A Case for the Trades - Why I Wrench
How I went from aspiring engineer to automotive technician.
Most adolescents nowadays are brainwashed into believing that college is the only way to succeed in the modern world. Within this mindset, trades are left behind. Those that keep the world running are forgotten; left behind like an unwanted pet.
On multiple occasions, I was told that I was "too smart" to work on cars, or that it was a waste of my brain. Ever since I was in middle school, I was hell-bent on becoming an engineer. It's what I had been told I should pursue, and as I looked into it more it just made sense.
High school came around, I was on the path of pursuing that field. I went to a school that focused on technology and arts; I was there on the technology side of things. I felt like I belonged where I was.
With the school also focusing on arts, I started to dive into those fields. A graphic design class here, a photography class there, I expanded my horizons. During my sophomore year, I picked up a camera during one of my graphic design classes and started capturing the environment surrounding me. The instructor of the class saw what I had created, and encouraged me to pursue it more. This got me out of the mindset that I was bound to engineering; it taught me that I had more in me that I didn't know about.
My early captures weren't much to rave about, but it opened me up to a new world.
Once I hit my junior year and had a car of my own, I had a small tool kit in hand and was wrenching. I came to a realization; I enjoyed what I was doing. I was quick to learn. I could make this into a career.
I started looking into a path to take once I graduated. There was a multitude of options ranging from apprenticeships to fast track programs at local community colleges. I decided on trying to get a job at a local dealership and work my way up from the bottom.
Before I graduated, I had a part-time job at a quick lube place, which served as a foot in the door come time to apply at dealerships. I had some sort of experience, a way to sell myself to a potential employer.

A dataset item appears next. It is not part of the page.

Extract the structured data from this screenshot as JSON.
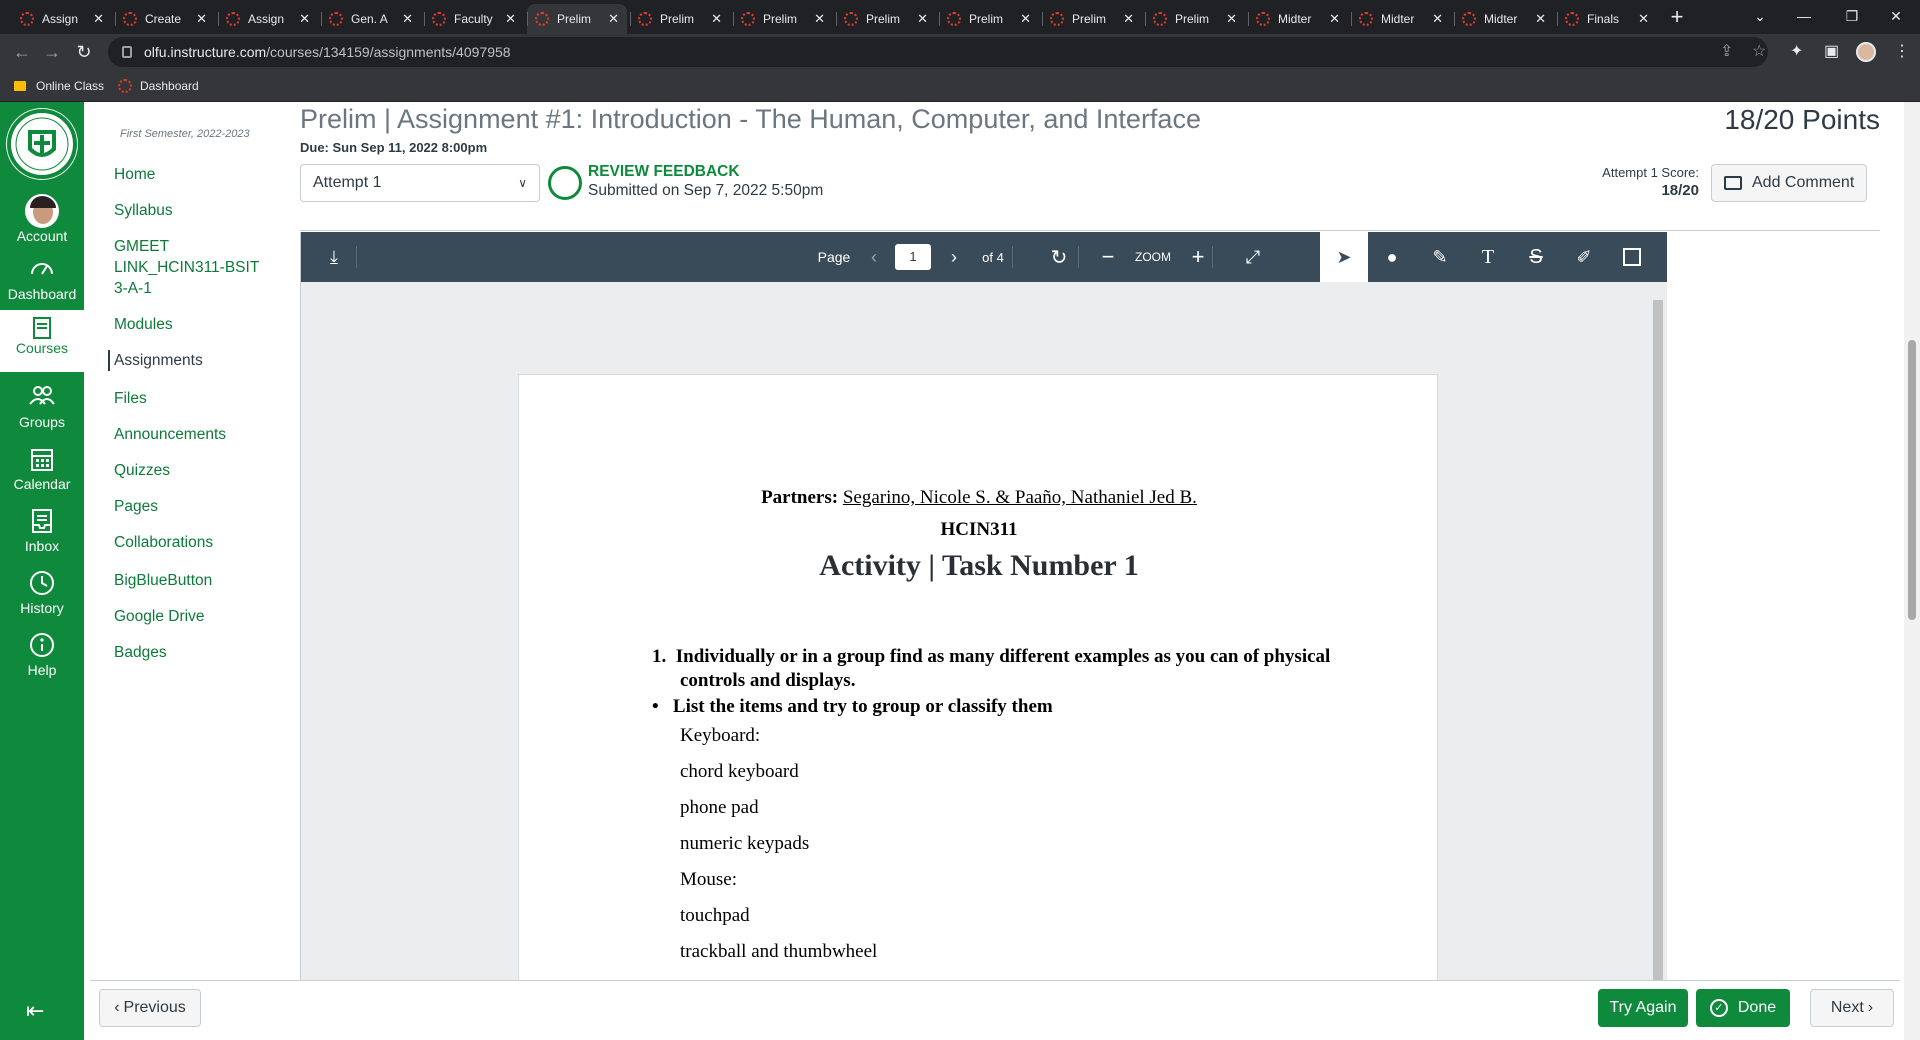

Come September of 2016, I found a job opening at a local Chevrolet dealership. I applied, not expecting much. A day later, I got a call that they wanted to interview me. I was ecstatic; this was an opening to the bigger world of automotive that existed, one that I had my doubts on.
The interview went well, I got an offer, and I took it. I was finally out of the world of shady oil change places, and into what I considered the real world.
Three months into employment at the Chevy dealership; the group which encompassed it and a few other local dealers opened a Subaru store. I had been working as a lube tech for the most part, some apprenticing here and there, but I had a love for the weird Japanese automaker. I transferred stores, and found where I felt I belonged.
Time went by, I advanced in the field, and they sent me to training for the brand. This worked out great, I was in no debt to schooling and I was doing what I love. I was learning more and more; I had a path that I wanted to continue on.
Classes consisted of teardowns of engines, transmissions, along with other instructed training.
Everyone's heard one of two quotes: "do what you love, and money will follow", or "do what you love and you'll never have to work a day in your life".
The first of those can absolutely be true. It's what I have found to be true. The second one? Not so much. You are absolutely still working; in a case like mine where the work is a different sort of automotive from what you are paid to do, you have to consciously separate your at home mindset from your at work mindset.
I prefer to follow the words of Steve Jobs: "the only way to do great work, is to love what you do". I feel this fully encompasses how working within your passion really is. There will be days where you question your choice of turning a passion into a career; there will be days where you get burnt out of that same passion.
But in the end, you did love what you do, and that passion is still within you. With that passion, you obtain greatness in the work you do. Trades are still a legitimate job, no matter what you are told. You aren't too smart for a trade. If you love it, pursue it and don't let anyone tell you differently.